This topic explains how to apply and configure the HTML Cleanup tool, which identifies and reports HTML/XHTML coding and structural problems in the input and (optionally) transforms the code by fixing these problems and optionally converting the code into XHTML.

Sections include:

Understanding HTML Cleanup

The HTML Cleanup tool identifies and reports HTML/XHTML coding and structural problems in the input. Additionally, the tool can be used to transform the code by fixing these problems and optionally converting the code into XHTML. The transformed code is returned as an output.

By default, the HTML Cleanup tool is configured to clean HTML files. If you want the tool to convert code to XHTML, operate on HTML fragments, or operate on ASP, JSP, and PHP files, you change the configuration settings as described in Configuring HTML Cleanup.

It can be chained to another test to operate on the browser requests that occur as web scenario steps execute. Or it can be used as a standalone test that operates on the file/text specified in the tool configuration panel’s Input tab.

HTML Cleanup supports 4.01 HTML Character Entities.

As a test suite tool, it allows you to identify and clean HTML problems as part of your functional test scenario. To identify HTML problems during static analysis, use the "Check HTML Well-Formedness" rule, which is in the Cleanup HTML category. This rule has the same customization options as the HTML Cleanup tool. Note that the static analysis option does not allow you also transform the code by fixing these problems and optionally converting the code into XHTML.

Configuring HTML Cleanup

You can customize the following options:

Customizing Target Document Type

You can configure the type and level of cleanup performed by changing the options listed in the HTML Cleanup configuration panel’s Target Document Type field.
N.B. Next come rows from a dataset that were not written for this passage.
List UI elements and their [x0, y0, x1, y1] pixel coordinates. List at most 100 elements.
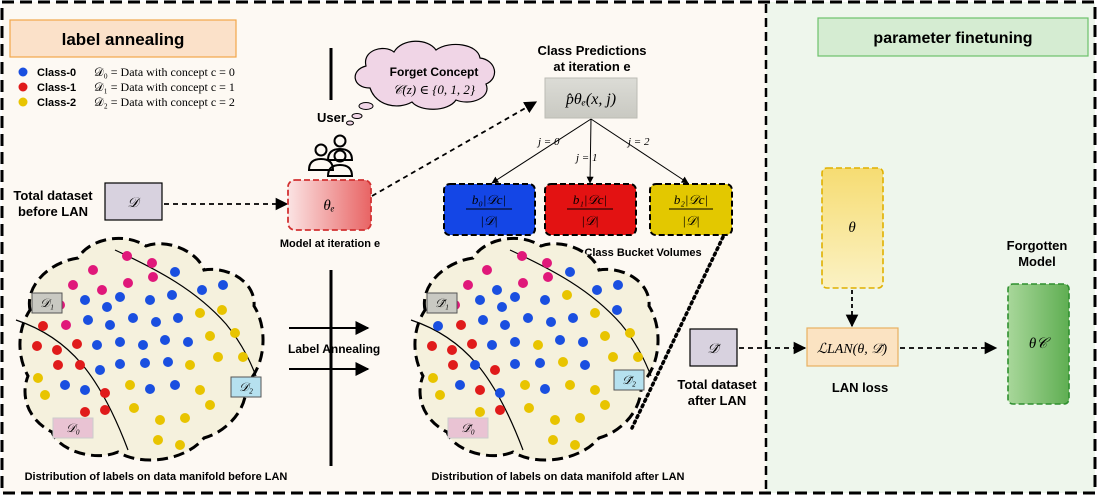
before-point-57: [180, 413, 190, 423]
user-label: User: [317, 110, 346, 125]
before-point-17: [61, 320, 71, 330]
before-point-46: [60, 380, 70, 390]
after-point-60: [570, 440, 580, 450]
before-point-49: [125, 380, 135, 390]
before-point-23: [195, 308, 205, 318]
bucket-0-denominator: |𝒟|: [480, 213, 498, 228]
after-point-0: [482, 265, 492, 275]
dotted-link-buckets-to-manifold: [630, 235, 725, 430]
before-point-11: [115, 292, 125, 302]
after-point-43: [608, 352, 618, 362]
after-point-28: [487, 340, 497, 350]
before-point-36: [53, 360, 63, 370]
after-point-35: [428, 373, 438, 383]
data-points-after: [427, 251, 643, 450]
cloud-title: Forget Concept: [390, 65, 479, 79]
after-point-58: [600, 400, 610, 410]
before-point-53: [80, 407, 90, 417]
before-point-40: [140, 358, 150, 368]
before-point-35: [33, 373, 43, 383]
after-point-48: [495, 388, 505, 398]
before-point-9: [80, 295, 90, 305]
after-point-9: [475, 295, 485, 305]
after-point-18: [478, 315, 488, 325]
after-point-16: [433, 321, 443, 331]
before-point-33: [205, 331, 215, 341]
right-section-title: parameter finetuning: [873, 30, 1032, 47]
tag-d2-before-text: 𝒟₂: [239, 380, 253, 394]
after-point-4: [492, 285, 502, 295]
after-point-53: [475, 407, 485, 417]
after-point-21: [546, 317, 556, 327]
after-point-32: [578, 337, 588, 347]
after-point-57: [575, 413, 585, 423]
tag-d1-after-text: 𝒟̃₁: [435, 296, 449, 310]
after-point-25: [427, 341, 437, 351]
after-point-45: [435, 390, 445, 400]
model-caption: Model at iteration e: [280, 238, 380, 250]
after-point-34: [625, 328, 635, 338]
tag-d0-after-text: 𝒟̃₀: [461, 421, 475, 435]
before-point-19: [105, 320, 115, 330]
before-point-24: [217, 305, 227, 315]
legend-desc-2: 𝒟₂ = Data with concept c = 2: [94, 95, 235, 109]
legend-label-0: Class-0: [37, 67, 76, 79]
tag-d2-after: [613, 369, 645, 391]
after-point-17: [456, 320, 466, 330]
before-point-32: [183, 337, 193, 347]
after-point-15: [613, 280, 623, 290]
dataset-symbol-after: 𝒟̃: [707, 342, 721, 357]
lan-loss-box: [806, 327, 899, 367]
after-point-30: [533, 340, 543, 350]
after-point-6: [543, 272, 553, 282]
before-point-12: [145, 295, 155, 305]
left-title-box: [9, 19, 237, 58]
before-point-44: [238, 352, 248, 362]
before-point-22: [173, 313, 183, 323]
before-point-27: [72, 339, 82, 349]
after-point-26: [447, 345, 457, 355]
legend: Class-0 𝒟₀ = Data with concept c = 0 Cla…: [18, 65, 235, 109]
before-point-38: [95, 365, 105, 375]
tag-d1-before: [31, 292, 63, 314]
before-point-21: [151, 317, 161, 327]
before-point-6: [148, 272, 158, 282]
annealing-label: Label Annealing: [288, 342, 380, 356]
lan-loss-label: LAN loss: [832, 380, 888, 395]
before-point-16: [38, 321, 48, 331]
after-point-27: [467, 339, 477, 349]
boundary-before-2: [114, 249, 257, 377]
before-point-28: [92, 340, 102, 350]
before-point-39: [115, 359, 125, 369]
tag-d0-after: [447, 417, 489, 439]
after-point-50: [540, 384, 550, 394]
bucket-0-numerator: b₀|𝒟c|: [472, 192, 506, 207]
after-point-37: [470, 360, 480, 370]
after-point-7: [565, 267, 575, 277]
tag-d0-before: [52, 417, 94, 439]
branch-label-0: j = 0: [536, 136, 560, 148]
before-point-18: [83, 315, 93, 325]
bucket-1-denominator: |𝒟|: [581, 213, 599, 228]
before-point-52: [195, 385, 205, 395]
before-point-41: [163, 357, 173, 367]
branch-arrow-1: [586, 118, 594, 184]
legend-desc-1: 𝒟₁ = Data with concept c = 1: [94, 80, 235, 94]
before-point-37: [75, 360, 85, 370]
after-point-19: [500, 320, 510, 330]
after-point-44: [633, 352, 643, 362]
total-before-line1: Total dataset: [13, 188, 93, 203]
predictions-formula: p̂θₑ(x, j): [565, 91, 616, 108]
lan-loss-formula: ℒLAN(θ, 𝒟̃): [817, 342, 887, 357]
theta-box: [821, 167, 884, 289]
legend-dot-class-2: [18, 97, 28, 107]
after-point-24: [612, 305, 622, 315]
model-box: [287, 179, 372, 231]
before-point-2: [147, 258, 157, 268]
legend-dot-class-0: [18, 67, 28, 77]
before-point-34: [230, 328, 240, 338]
before-point-59: [153, 435, 163, 445]
after-point-14: [592, 285, 602, 295]
before-point-31: [160, 335, 170, 345]
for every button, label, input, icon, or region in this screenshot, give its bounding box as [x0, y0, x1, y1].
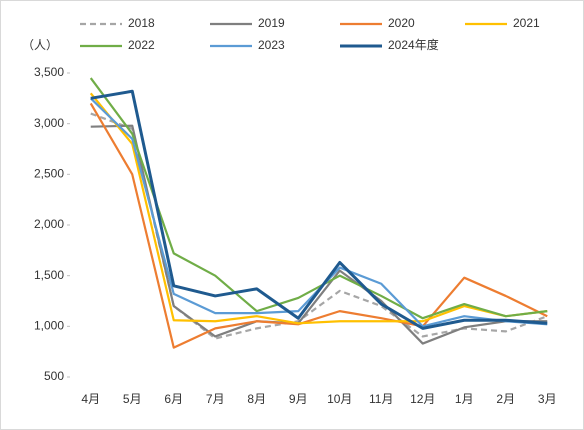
legend-label: 2018 — [128, 16, 155, 30]
x-tick-label: 10月 — [327, 392, 352, 406]
series-line — [90, 124, 548, 345]
x-tick-label: 12月 — [410, 392, 435, 406]
x-tick-label: 8月 — [247, 392, 266, 406]
x-tick-label: 6月 — [164, 392, 183, 406]
legend-label: 2020 — [388, 16, 415, 30]
y-axis-label: （人） — [22, 38, 58, 52]
legend-label: 2024年度 — [388, 37, 439, 52]
series-line — [89, 77, 548, 320]
x-tick-label: 4月 — [81, 392, 100, 406]
x-tick-label: 11月 — [369, 392, 393, 406]
series-line — [89, 102, 548, 349]
y-tick-label: 1,000 — [34, 319, 64, 333]
legend-label: 2022 — [128, 38, 155, 52]
x-tick-label: 9月 — [289, 392, 308, 406]
y-tick-label: 500 — [44, 369, 64, 383]
y-tick-label: 3,000 — [34, 116, 64, 130]
series-line — [90, 89, 548, 330]
x-tick-label: 1月 — [455, 392, 474, 406]
x-tick-label: 2月 — [496, 392, 515, 406]
legend-label: 2019 — [258, 16, 285, 30]
y-tick-label: 2,500 — [34, 167, 64, 181]
y-tick-label: 1,500 — [34, 268, 64, 282]
x-tick-label: 7月 — [206, 392, 225, 406]
legend-label: 2021 — [513, 16, 540, 30]
x-tick-label: 3月 — [538, 392, 557, 406]
y-tick-label: 2,000 — [34, 217, 64, 231]
x-tick-label: 5月 — [123, 392, 142, 406]
series-line — [89, 92, 548, 325]
y-tick-label: 3,500 — [34, 65, 64, 79]
legend-label: 2023 — [258, 38, 285, 52]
The following table describes the available modes:

OptionDescriptionExample

HTML Fragment

Cleans HTML fragments, but does not convert them to XHTML. In this mode, SOAtest:

  • Adds missing end tags and reports if a missing end tag was added for an unknown tag.
  • Sets default values for attributes (that is, those that are "true" by default).
  • Adds quotes around attribute values.
  • Checks for non-numerical values in attributes that require numerical values.
  • Removes orphaned end tags. SOAtest does not address the general structural issues in this mode.
This is the default mode.

<html>
hello world
<table WIDTH=20>

is transformed into

<html>

hello world

<table WIDTH="20"></table></html>

HTML Document

Cleans complete HTML documents, but does not convert them to XHTML. In this mode, SOAtest:

  • Performs all HTML Fragment mode actions.
  • Fixes problems with the over-all document structure by ensuring that the file satisfies normal HTML requirements.
  • Documents require <HTML> <HEAD> <TITLE> </TITLE> </HEAD> <BODY> </BODY> </HTML>
  • Framesets require <HTML> <HEAD> <TITLE> </TITLE> </HEAD> <FRAMESET> </FRAMESET> </HTML>

<html>
hello world
<table WIDTH=20>

is transformed into

<html><head><title></title></head><body>
hello world
<table WIDTH="20"></table></body></html>

XHTML Fragment

Cleans HTML fragments and converts them to XHTML. In this mode, SOAtest:

  • Performs all HTML Fragment mode actions.
  • Moves embedded scripts and style sheets to external files when necessary.
  • Adds missing attributes for various tags (for example, it adds a missing src attribute for IMG tags).
  • Ensures that all attributes are lower case.

<html>
hello world
<table WIDTH=20>

is transformed into

<html>
hello world
<table width="20"> </table></html>

XHTML (DTD)

Cleans HTML documents and converts them to XHTML. In this mode, SOAtest:

  • Performs all XHTML Fragment and HTML Document mode actions.
  • Attempts to convert the document to XHTML that conforms to either the default DTD (the xhtml-transitional DTD from the W3C) or the DTD you specify in the DTD Public ID and System ID fields.
  • Adds a DOCTYPE declaration.
  • Add an XML declaration (<?xml version="1.0"?>) at the beginning of the transformed source (if the Add XML Declaration option is enabled).

<html>

hello world

is transformed into

<?xml version="1.0"?>
<!DOCTYPE html PUBLIC "-//W3C//DTD XHTML 1.0 Transitional//EN"
"http://www.w3.org/TR/xhtml1/DTD/xhtml1-transitional.dtd">
<html><head><title />
</head><body>
hello world
<table width="20">
</table></body></html>

Saving the Transformed Files

If you want SOAtest to save the files transformed by the Cleanup HTML tool, add a Write File tool output as follows:

  1. Right-click the HTML Cleanup tool node in the Test Case Explorer tab and choose Add Output. The Add Output dialog opens.
  2. Select Transformed Source from the left pane and Write File from the right pane of the Add Output dialog and click Finish. A Transformed Source > Write File node is added to the HTML Cleanup node.
  3. (Optional) Customize the Write File tool as described in Write File.